De klok verzetten: ons jaarlijkse ritueel
In 2019 stemden de Europarlementariërs in met het idee om de klokwissel af te schaffen, met een streefdatum in 2021. Maar de COVID-19-pandemie gooide er roet in het eten, waardoor alles weer werd uitgesteld. Dit jaar zetten we de klok, zoals altijd, op de laatste zondag van oktober terug. In Frankrijk en in de hele Europese Unie moeten we in de nacht van zaterdag 25 op zondag 26 oktober 2025 om precies 3 uur ‘s nachts de klok een uur terugzetten, zodat het meteen 2 uur ‘s nachts is – tijd voor een extra uurtje slaap!

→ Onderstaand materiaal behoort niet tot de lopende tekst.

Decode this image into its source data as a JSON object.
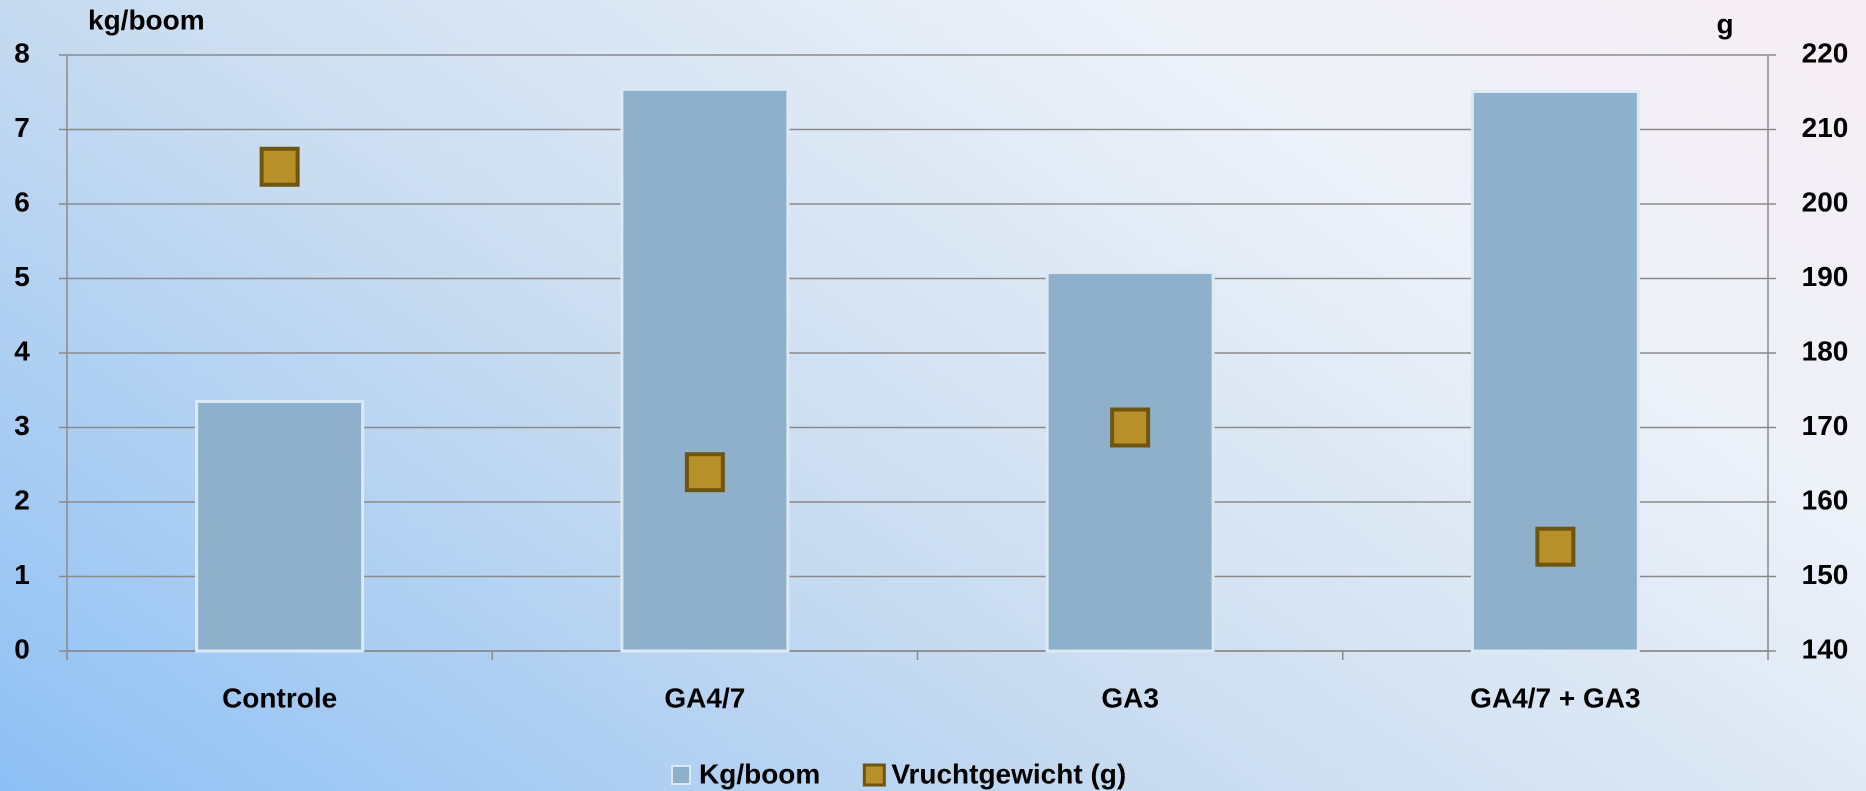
{
  "chart_data": {
    "type": "bar",
    "categories": [
      "Controle",
      "GA4/7",
      "GA3",
      "GA4/7 + GA3"
    ],
    "series": [
      {
        "name": "Kg/boom",
        "type": "bar",
        "color": "#8fb0cb",
        "values": [
          3.35,
          7.54,
          5.08,
          7.51
        ]
      },
      {
        "name": "Vruchtgewicht (g)",
        "type": "marker",
        "axis": "y2",
        "color": "#b8902a",
        "values": [
          205,
          164,
          170,
          154
        ]
      }
    ],
    "y_label": "kg/boom",
    "y2_label": "g",
    "ylim": [
      0,
      8
    ],
    "yticks": [
      0,
      1,
      2,
      3,
      4,
      5,
      6,
      7,
      8
    ],
    "y2lim": [
      140,
      220
    ],
    "y2ticks": [
      140,
      150,
      160,
      170,
      180,
      190,
      200,
      210,
      220
    ],
    "grid": true,
    "legend": "bottom"
  }
}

Hoewel veel slimme apparaten zoals smartphones dit automatisch regelen, moet je bij sommige dingetjes nog zelf even de klok aanpassen. Denk bijvoorbeeld aan ovens, activity trackers die niet gesynchroniseerd zijn en ouderwetse analoge wekkers.
Hoe de uurwijziging je gezondheid beïnvloedt
Het verzetten van de klok zorgt bij velen voor een soort “mini-jetlag”. Volgens artsen en slaapexperts merken vooral mensen die later naar bed gaan, kinderen, ouderen, nachtwerkers en mensen met slaapproblemen hier de gevolgen van. Je voelt je dan sneller moe, prikkelbaar, minder alert en je eetlust kan wat verstoord raken.
Om deze effecten te verzachten wordt aangeraden om in de ochtend wat extra licht op te vangen. Een wandeling van 20 tot 30 minuten in de frisse ochtendlucht of een sessie met een lamp van 10.000 lux voor een half uur kan echt helpen. En als de vermoeidheid toeslaat, kan een kort dutje van maximaal 20 minuten in de vroege middag ook verlichting bieden.
Wat onderzoek zegt over klokwissels en energie
Onderzoekers van Stanford Medicine hebben in grootschalige modellen bekeken wat de invloed is van verschillende klokschema’s op onze gezondheid. Zo zou het aanhouden van de standaardtijd leiden tot een daling van het percentage zwaarlijvige mensen met 0,78 procentpunt en jaarlijks zo’n 300.000 beroertes in de VS voorkomen. Hoewel een permanente zomertijd ook wat voordelen heeft, lijkt de standaardtijd een gezondere keuze te zijn.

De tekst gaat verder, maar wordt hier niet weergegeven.